Dans les dernières années du règne du négus Haillé Sélassié, (entre 1969 et 1974), l'Ethiopie a connu un âge d'or musical. A l'instar de ce qui se passait au Ghana avec le High-Life, les musiciens éthiopiens connurent un engouement pour les instruments électriques, les cuivres et les musiques venues d'Occident. Soul, rythmblues et jazz se mélangèrent alors à des mélopées orientales et des musiques de traditions locales comme celle des Azmari, griots éthiopiens s'accompagnant du kraar, harpe à 6 cordes, du masinqo et de l'accordéon.
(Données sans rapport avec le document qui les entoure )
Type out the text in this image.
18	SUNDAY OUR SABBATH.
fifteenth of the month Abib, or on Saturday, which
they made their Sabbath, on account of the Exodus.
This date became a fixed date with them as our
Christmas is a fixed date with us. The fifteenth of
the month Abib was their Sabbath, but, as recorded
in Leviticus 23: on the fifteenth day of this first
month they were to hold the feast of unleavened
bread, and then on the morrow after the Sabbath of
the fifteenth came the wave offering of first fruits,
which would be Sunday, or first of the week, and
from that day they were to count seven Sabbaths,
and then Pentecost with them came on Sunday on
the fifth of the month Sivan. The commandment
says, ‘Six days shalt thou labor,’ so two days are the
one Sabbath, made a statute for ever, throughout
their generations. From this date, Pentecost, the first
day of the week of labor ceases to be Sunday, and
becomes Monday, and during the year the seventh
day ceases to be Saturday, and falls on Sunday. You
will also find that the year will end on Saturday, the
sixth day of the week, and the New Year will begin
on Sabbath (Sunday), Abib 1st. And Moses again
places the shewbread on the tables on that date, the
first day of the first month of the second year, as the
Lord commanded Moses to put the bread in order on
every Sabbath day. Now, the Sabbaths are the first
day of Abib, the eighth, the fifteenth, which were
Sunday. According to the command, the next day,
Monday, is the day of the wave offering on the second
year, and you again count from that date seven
Mahmoud Ahmed est le chanteur emblématique de cette époque.

Né le 8 mai 1941 à Addis Abeba, Mahmoud se met à chanter avec ses camarades d'école. Sa famille est modeste et il ne peut poursuivre ses études au-delà de ses douze ans. Après avoir passé des années à cirer les chaussures dans les rues de la capitale, à vingt ans, il se fait engager comme garçon à tout faire à l'Arizona, l'un des cabarets accueillant des musiciens d'orchestres officiels venus se faire, à la nuit tombée, un pécule supplémentaire. Un soir alors qu'un chanteur manque à l'appel, Mahmoud se propose de le remplacer.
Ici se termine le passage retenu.